EF: Not entirely. I do a lot of planning, I would kick myself if I went somewhere and didn't know that the next town over was a photographer's paradise. The only thing I probably do differently is take my husband with me which has been so much fun. 




PP: How have you chosen your destinations? 

EF: Research. I search areas where I've seen inspiring photographs. I often look at my two favorite photographers, Steve McCurry and Eric Valli and get inspired by their past locations.  

PP: What motivates you the most to do travel photography? 

EF: Experience, discovery, culture and vulnerability. My real passion is traveling, photography is only the by-product of my experience.

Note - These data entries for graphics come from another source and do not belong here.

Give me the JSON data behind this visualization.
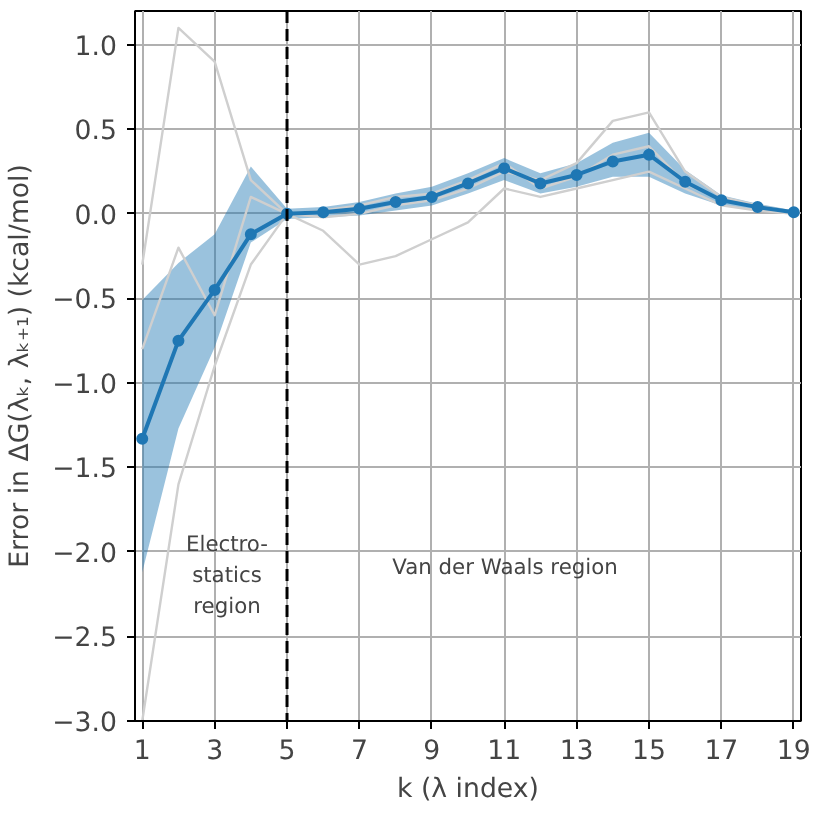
{
  "chart_data": {
    "type": "line",
    "xlabel": "k (λ index)",
    "ylabel": "Error in ΔG(λₖ, λₖ₊₁) (kcal/mol)",
    "x": [
      1,
      2,
      3,
      4,
      5,
      6,
      7,
      8,
      9,
      10,
      11,
      12,
      13,
      14,
      15,
      16,
      17,
      18,
      19
    ],
    "series": [
      {
        "color": "#cfcfcf",
        "marker": "none",
        "values": [
          -0.3,
          1.1,
          0.9,
          0.2,
          0.0,
          -0.02,
          0.0,
          0.05,
          0.08,
          0.15,
          0.25,
          0.2,
          0.3,
          0.55,
          0.6,
          0.25,
          0.1,
          0.05,
          0.01
        ]
      },
      {
        "color": "#cfcfcf",
        "marker": "none",
        "values": [
          -3.0,
          -1.6,
          -0.9,
          -0.3,
          0.0,
          -0.1,
          -0.3,
          -0.25,
          -0.15,
          -0.05,
          0.15,
          0.1,
          0.15,
          0.2,
          0.25,
          0.15,
          0.05,
          0.02,
          0.0
        ]
      },
      {
        "color": "#cfcfcf",
        "marker": "none",
        "values": [
          -0.8,
          -0.2,
          -0.6,
          0.1,
          0.0,
          0.02,
          0.05,
          0.1,
          0.12,
          0.2,
          0.3,
          0.15,
          0.22,
          0.35,
          0.4,
          0.18,
          0.08,
          0.04,
          0.01
        ]
      },
      {
        "color": "#1f77b4",
        "marker": "circle",
        "values": [
          -1.33,
          -0.75,
          -0.45,
          -0.12,
          0.0,
          0.01,
          0.03,
          0.07,
          0.1,
          0.18,
          0.27,
          0.18,
          0.23,
          0.31,
          0.35,
          0.19,
          0.08,
          0.04,
          0.01
        ],
        "lower": [
          -2.12,
          -1.27,
          -0.79,
          -0.17,
          -0.03,
          -0.02,
          -0.01,
          0.02,
          0.05,
          0.12,
          0.2,
          0.12,
          0.16,
          0.22,
          0.22,
          0.12,
          0.05,
          0.02,
          0.0
        ],
        "upper": [
          -0.51,
          -0.29,
          -0.12,
          0.28,
          0.03,
          0.04,
          0.07,
          0.12,
          0.16,
          0.24,
          0.33,
          0.24,
          0.3,
          0.42,
          0.48,
          0.26,
          0.11,
          0.06,
          0.02
        ]
      }
    ],
    "xlim": [
      0.8,
      19.2
    ],
    "xticks": [
      1,
      3,
      5,
      7,
      9,
      11,
      13,
      15,
      17,
      19
    ],
    "ylim": [
      -3.0,
      1.2
    ],
    "yticks": [
      {
        "value": -3.0,
        "label": "−3.0"
      },
      {
        "value": -2.5,
        "label": "−2.5"
      },
      {
        "value": -2.0,
        "label": "−2.0"
      },
      {
        "value": -1.5,
        "label": "−1.5"
      },
      {
        "value": -1.0,
        "label": "−1.0"
      },
      {
        "value": -0.5,
        "label": "−0.5"
      },
      {
        "value": 0.0,
        "label": "0.0"
      },
      {
        "value": 0.5,
        "label": "0.5"
      },
      {
        "value": 1.0,
        "label": "1.0"
      }
    ],
    "ref_lines": [
      {
        "axis": "x",
        "value": 5,
        "color": "#000000",
        "line_style": "dashed"
      }
    ],
    "annotations": [
      "Electro-\nstatics\nregion",
      "Van der Waals region"
    ],
    "grid": true,
    "line_style": "solid"
  }
}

PP: What has been the most inspiring trip you have taken thus far? 

EF: They're all inspiring in their own way but I'd say my most recent trip to Tibet. I've always been intrigued by nomads and had always wanted to document the nomadic yak herders of the Tibetan Plateau. It by far took the longest to get there and I was so pleased and humbled by my experience with them. 


PP: What has been the most photogenic destination? 

EF: As far as people go, I find Tibetans to be one of the most stunning cultures in the world. Cuba, Vietnam and Israel were also very photogenic places. Milford Sound, New Zealand has the most beautiful and magical scenery of any place I've been.

PP: Do you ever leave a destination with friends you never knew you would make? 

EF: Yes, I'd say one or two in every country I've been. I think I've bonded with quite a few strangers that I'll never forget. I spent 10 days in Norway with friends of friends and met a girl named Kjersti. The moment I met her at 6am at the train station she asked if I wanted to go on a hike. Tired from lack of sleep, or really no sleep at all we went on a hike and instantly we it felt like we had been friends for life. 

PP: How do new relationships or friendships shape your work while you are on location? 

EF: Makes me want to revisit that place!









“Traveling is a brutality. It forces you to trust strangers and to lose sight of all that familiar comfort of home and friends. You are constantly off balance. Nothing is yours except the essential things – air, sleep, dreams, the sea, the sky – all things tending towards the eternal or what we imagine of it.” 
-Cesare Pavese   


18 different countries are represented within my photographs. In their own way, I hope these photographs help bridge a cultural gap that makes the world a little smaller, more tangible and more communal.